Consulting firm Accenture talks about technology “reshaping our relationship with knowledge.”  In a paper entitled “Technology Vision 2024”, Accenture says:

“The search-based ‘librarian’ model of human-data interaction is giving way to a new ‘advisor’ model.  Rather than running searches to curate results, people are now asking generative AI chatbots for answers.”

While ChatGPT is undoubtedly the most widely known generative AI-based question answering tool, it surely isn’t the only one – Google and Microsoft have embedded such capabilities in their consumer-facing internet search engines and many enterprise applications are becoming gen AI enabled.

The future of generative AI

Northern Light warmly embraces Accenture’s vision – today, we help business researchers get instant answers to their market and competitive intelligence questions.  However, Accenture’s vision extends far beyond the evolution of search, ultimately “allowing companies to put [large language model (LLM) advisors] with the breadth of enterprise knowledge at every employee’s fingertips.”
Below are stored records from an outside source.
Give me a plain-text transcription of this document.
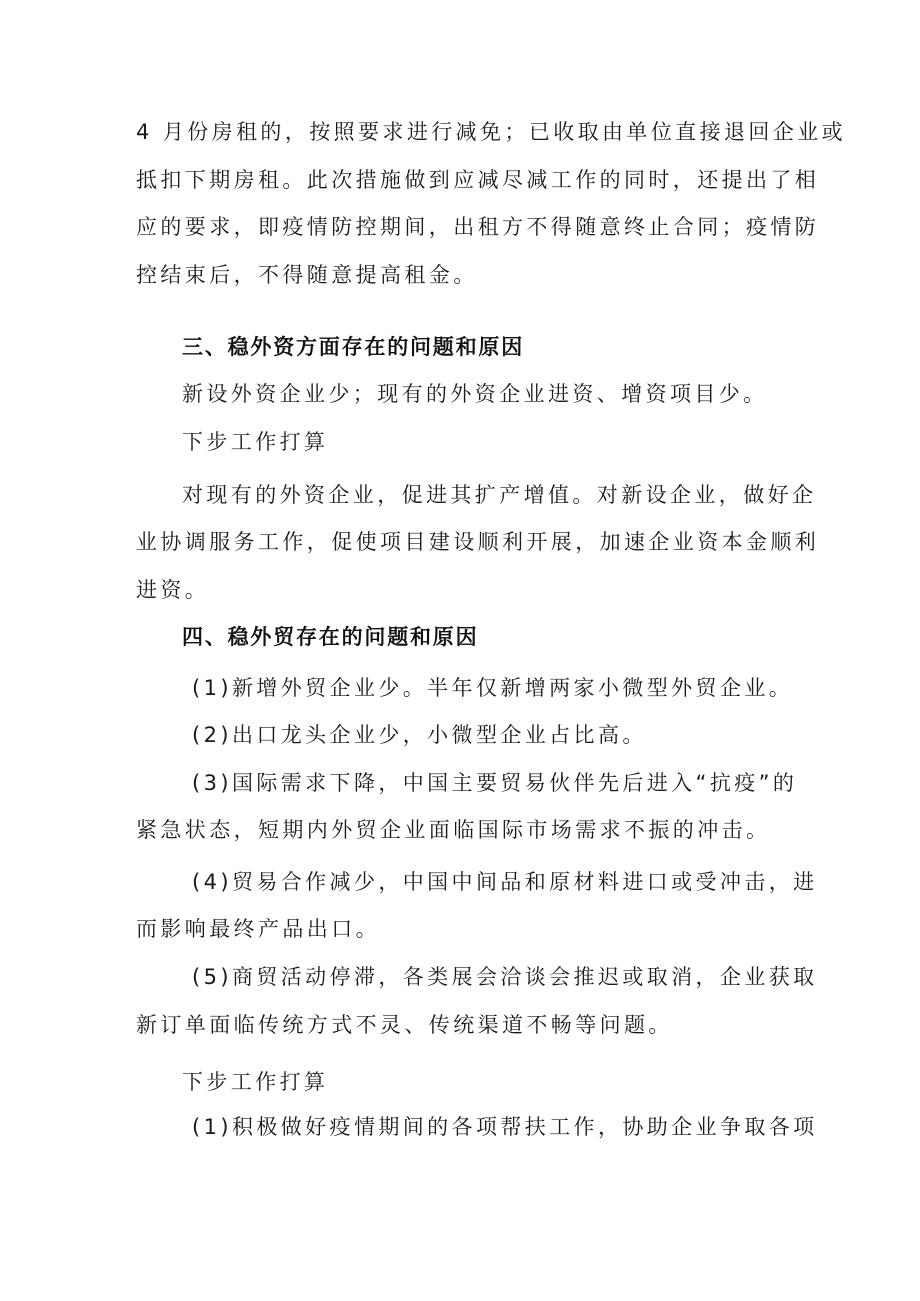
4 月份房租的，按照要求进行减免；已收取由单位直接退回企业或
抵扣下期房租。此次措施做到应减尽减工作的同时，还提出了相
应的要求，即疫情防控期间，出租方不得随意终止合同；疫情防
控结束后，不得随意提高租金。
三、稳外资方面存在的问题和原因
新设外资企业少；现有的外资企业进资、增资项目少。
下步工作打算
对现有的外资企业，促进其扩产增值。对新设企业，做好企
业协调服务工作，促使项目建设顺利开展，加速企业资本金顺利
进资。
四、稳外贸存在的问题和原因
(1)新增外贸企业少。半年仅新增两家小微型外贸企业。
(2)出口龙头企业少，小微型企业占比高。
(3)国际需求下降，中国主要贸易伙伴先后进入“抗疫”的
紧急状态，短期内外贸企业面临国际市场需求不振的冲击。
(4)贸易合作减少，中国中间品和原材料进口或受冲击，进
而影响最终产品出口。
(5)商贸活动停滞，各类展会洽谈会推迟或取消，企业获取
新订单面临传统方式不灵、传统渠道不畅等问题。
下步工作打算
(1)积极做好疫情期间的各项帮扶工作，协助企业争取各项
That’s exciting and transformative, and likely just the start.  Accenture envisions “the rise of entire agent ecosystems – large networks of interconnected AI that will push enterprises to think about their intelligence and automation strategy in a fundamentally different way.”
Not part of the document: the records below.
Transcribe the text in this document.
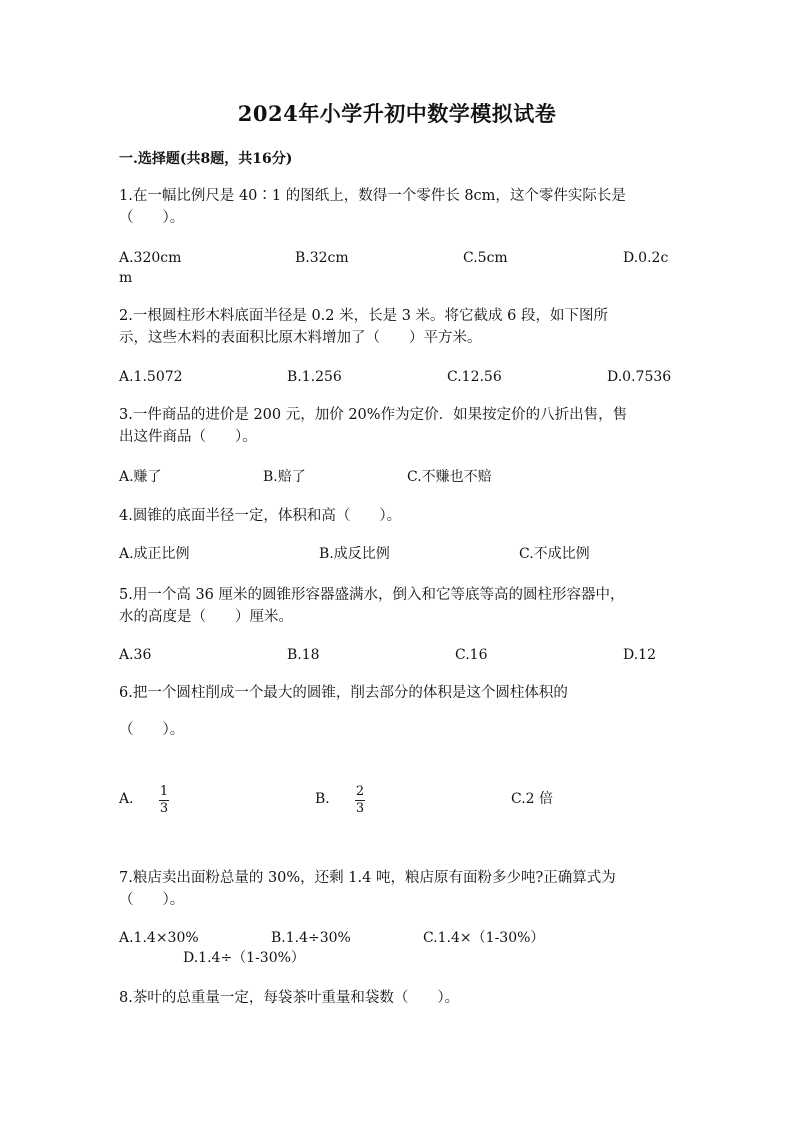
2024年小学升初中数学模拟试卷
一.选择题(共8题，共16分)
1.在一幅比例尺是 40∶1 的图纸上，数得一个零件长 8cm，这个零件实际长是
（　　）。
A.320cm	B.32cm	C.5cm	D.0.2c
m
2.一根圆柱形木料底面半径是 0.2 米，长是 3 米。将它截成 6 段，如下图所
示，这些木料的表面积比原木料增加了（　　）平方米。
A.1.5072	B.1.256	C.12.56	D.0.7536
3.一件商品的进价是 200 元，加价 20%作为定价．如果按定价的八折出售，售
出这件商品（　　）。
A.赚了	B.赔了	C.不赚也不赔
4.圆锥的底面半径一定，体积和高（　　）。
A.成正比例	B.成反比例	C.不成比例
5.用一个高 36 厘米的圆锥形容器盛满水，倒入和它等底等高的圆柱形容器中，
水的高度是（　　）厘米。
A.36	B.18	C.16	D.12
6.把一个圆柱削成一个最大的圆锥，削去部分的体积是这个圆柱体积的
（　　）。
A. 1
3
B. 2
3
C.2 倍
7.粮店卖出面粉总量的 30%，还剩 1.4 吨，粮店原有面粉多少吨?正确算式为
（　　）。
A.1.4×30%	B.1.4÷30%	C.1.4×（1-30%）
D.1.4÷（1-30%）
8.茶叶的总重量一定，每袋茶叶重量和袋数（　　）。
Putting generative AI to work in enterprise applications

For now, however, workers in a corporate environment must walk before they run; they need to learn how to best use the gen AI systems that are being embedded in their enterprise applications today.  The most reliable of these use Retrieval Augmented Generation (RAG), which “ensures that the [underlying large language] model has access to the most current, reliable facts, and that users have access to the model’s sources, ensuring that its claims can be checked for accuracy and ultimately trusted.”  In other words, RAG significantly reduces generative AI’s “hallucination” problem.

In a RAG-based gen AI application, the user may have to select the content the application is referring to in a given interaction, since the point of RAG is to derive better gen AI results by using vetted, authoritative source material rather than generic (aka internet-based) training data.  In addition, there is an art to writing an accurate generative AI prompt that calls for the system to use only specific content to derive its answer, and to write a response in a purely factual manner; you don’t want the AI to get creative in its prose when your purpose is to gather reliable intelligence upon which to base a strategic business decision.

RAG at work in enterprise knowledge management

For example, Northern Light uses generative AI in our SinglePoint™ enterprise knowledge management platform for market and competitive intelligence.  When asking SinglePoint a market research question, a user must select the content collection – e.g., business news, thought leaders, corporate financial reports, etc. – from which they want to derive an answer; this helps to maximize the likelihood that their question can be answered.  Fortunately, in SinglePoint, we have pre-programmed the prompt to interact in a highly specific manner with the large language model – we use GPT 3.5-Turbo – so the user doesn’t have to worry about anything other than asking their question, using plain language, as directly as they can.

This is a micro-example of what Accenture means when they write: “When technologies can better understand us – our behavior and our intentions – they will more effectively adapt to us.”  That notion applies today to generative AI-based question answering and will come to mean far more as gen AI and its applications advance in the years ahead.